Restricting Service Access with Mesh for Targeted Traffic¶

In certain business scenarios, it is necessary to restrict access to specific services only for other services. This can be achieved by leveraging the capabilities of Istio for centralized management.

In Istio, we can use Egress to control the outbound traffic from a service and Service Entry to control external services in the mesh. By combining these with an authorization policy, we can control the traffic and permissions for service access. This article explains how to use Egress and authorization policies to manage traffic and permissions for outbound service access.

Prerequisites¶

Firstly, ensure that your mesh is in a healthy state. If you haven't installed Istio yet, please refer to the Mesh Installation Guide.

Enabling Outbound Traffic Only¶

To configure the mesh for outbound traffic only, modify the governance information of the mesh as shown in the screenshots below. Please note that after making these changes, you will need to use Service Entry to allow access to services outside the cluster.

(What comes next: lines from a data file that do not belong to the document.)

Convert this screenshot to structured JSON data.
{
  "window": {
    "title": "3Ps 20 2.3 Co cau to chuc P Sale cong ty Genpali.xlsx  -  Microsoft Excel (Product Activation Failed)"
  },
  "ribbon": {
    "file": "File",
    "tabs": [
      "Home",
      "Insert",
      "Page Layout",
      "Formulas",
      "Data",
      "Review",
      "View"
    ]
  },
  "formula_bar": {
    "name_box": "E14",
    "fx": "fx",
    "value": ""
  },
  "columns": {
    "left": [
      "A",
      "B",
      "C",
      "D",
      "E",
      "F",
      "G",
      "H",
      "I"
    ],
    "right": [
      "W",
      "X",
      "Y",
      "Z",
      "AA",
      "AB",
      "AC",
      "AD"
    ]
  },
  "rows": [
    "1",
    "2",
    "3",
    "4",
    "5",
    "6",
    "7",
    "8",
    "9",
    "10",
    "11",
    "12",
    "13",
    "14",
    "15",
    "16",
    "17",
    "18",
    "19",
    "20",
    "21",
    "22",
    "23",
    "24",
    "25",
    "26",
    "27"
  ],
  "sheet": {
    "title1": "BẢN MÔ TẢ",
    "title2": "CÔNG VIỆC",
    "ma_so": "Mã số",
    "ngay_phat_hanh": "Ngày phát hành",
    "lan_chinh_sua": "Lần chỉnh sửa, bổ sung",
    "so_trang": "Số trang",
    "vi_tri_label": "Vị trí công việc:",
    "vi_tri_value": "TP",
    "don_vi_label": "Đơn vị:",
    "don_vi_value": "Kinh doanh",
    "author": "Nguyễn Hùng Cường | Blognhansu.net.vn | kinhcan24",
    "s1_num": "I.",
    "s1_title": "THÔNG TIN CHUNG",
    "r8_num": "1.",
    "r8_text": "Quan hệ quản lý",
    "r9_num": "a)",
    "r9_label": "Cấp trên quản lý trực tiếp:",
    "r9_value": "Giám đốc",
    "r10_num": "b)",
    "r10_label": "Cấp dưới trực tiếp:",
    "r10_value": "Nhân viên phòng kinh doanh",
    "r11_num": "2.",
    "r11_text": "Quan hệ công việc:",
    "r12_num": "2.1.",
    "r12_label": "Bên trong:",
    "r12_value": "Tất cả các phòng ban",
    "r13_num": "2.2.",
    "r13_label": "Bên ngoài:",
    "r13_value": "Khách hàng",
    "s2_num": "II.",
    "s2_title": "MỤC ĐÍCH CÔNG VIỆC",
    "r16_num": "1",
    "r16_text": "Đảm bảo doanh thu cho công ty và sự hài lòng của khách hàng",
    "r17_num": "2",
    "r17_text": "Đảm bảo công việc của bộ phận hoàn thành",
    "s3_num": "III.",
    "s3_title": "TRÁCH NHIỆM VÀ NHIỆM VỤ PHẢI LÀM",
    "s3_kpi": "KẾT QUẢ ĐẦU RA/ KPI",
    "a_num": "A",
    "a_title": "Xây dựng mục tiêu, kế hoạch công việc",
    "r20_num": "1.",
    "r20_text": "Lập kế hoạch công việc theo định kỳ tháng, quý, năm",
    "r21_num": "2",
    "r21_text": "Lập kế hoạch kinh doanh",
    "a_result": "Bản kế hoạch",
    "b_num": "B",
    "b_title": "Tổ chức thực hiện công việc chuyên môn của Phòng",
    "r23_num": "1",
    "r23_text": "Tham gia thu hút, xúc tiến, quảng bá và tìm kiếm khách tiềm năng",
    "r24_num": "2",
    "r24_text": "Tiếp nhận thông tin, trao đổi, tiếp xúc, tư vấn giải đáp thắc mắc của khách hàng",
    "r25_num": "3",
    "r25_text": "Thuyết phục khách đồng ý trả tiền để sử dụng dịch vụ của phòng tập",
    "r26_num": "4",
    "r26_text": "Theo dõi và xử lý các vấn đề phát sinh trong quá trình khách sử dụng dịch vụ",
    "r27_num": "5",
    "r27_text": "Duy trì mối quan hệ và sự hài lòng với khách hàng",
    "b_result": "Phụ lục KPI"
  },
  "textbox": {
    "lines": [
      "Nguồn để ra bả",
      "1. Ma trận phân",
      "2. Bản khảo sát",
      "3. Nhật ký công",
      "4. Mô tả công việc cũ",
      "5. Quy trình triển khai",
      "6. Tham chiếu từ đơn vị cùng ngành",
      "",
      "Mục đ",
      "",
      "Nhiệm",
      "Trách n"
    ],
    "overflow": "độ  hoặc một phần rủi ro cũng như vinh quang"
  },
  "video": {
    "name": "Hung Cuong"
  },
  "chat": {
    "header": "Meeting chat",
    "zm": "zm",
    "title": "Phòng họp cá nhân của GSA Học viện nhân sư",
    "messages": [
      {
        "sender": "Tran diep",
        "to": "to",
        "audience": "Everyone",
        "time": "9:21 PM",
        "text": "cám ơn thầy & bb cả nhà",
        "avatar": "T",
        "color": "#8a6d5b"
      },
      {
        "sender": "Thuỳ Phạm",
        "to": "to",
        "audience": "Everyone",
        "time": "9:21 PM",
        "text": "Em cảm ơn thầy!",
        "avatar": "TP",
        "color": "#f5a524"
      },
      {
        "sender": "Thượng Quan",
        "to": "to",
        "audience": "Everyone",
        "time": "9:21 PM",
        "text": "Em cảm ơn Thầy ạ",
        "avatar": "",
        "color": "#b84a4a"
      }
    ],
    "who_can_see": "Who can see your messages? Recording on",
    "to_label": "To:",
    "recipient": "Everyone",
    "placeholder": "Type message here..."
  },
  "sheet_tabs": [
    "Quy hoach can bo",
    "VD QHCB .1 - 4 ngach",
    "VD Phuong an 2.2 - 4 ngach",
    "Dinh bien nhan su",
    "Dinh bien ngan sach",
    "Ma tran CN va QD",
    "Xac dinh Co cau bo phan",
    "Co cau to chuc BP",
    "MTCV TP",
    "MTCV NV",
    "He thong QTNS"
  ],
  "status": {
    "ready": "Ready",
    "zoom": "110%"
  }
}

Creating an Egress Gateway¶

Setting up a Test Application¶

You can use any application for testing purposes. In the following steps, we will perform network access tests by entering the pod using kubectl exec pod . It is recommended to ensure that the application has the curl command available.

Here, we are using a simple example called bookinfo , but you can use any other application.

Additionally, ensure that the application's Pod has been successfully injected with a sidecar. You can check the status of the corresponding service in the mesh interface.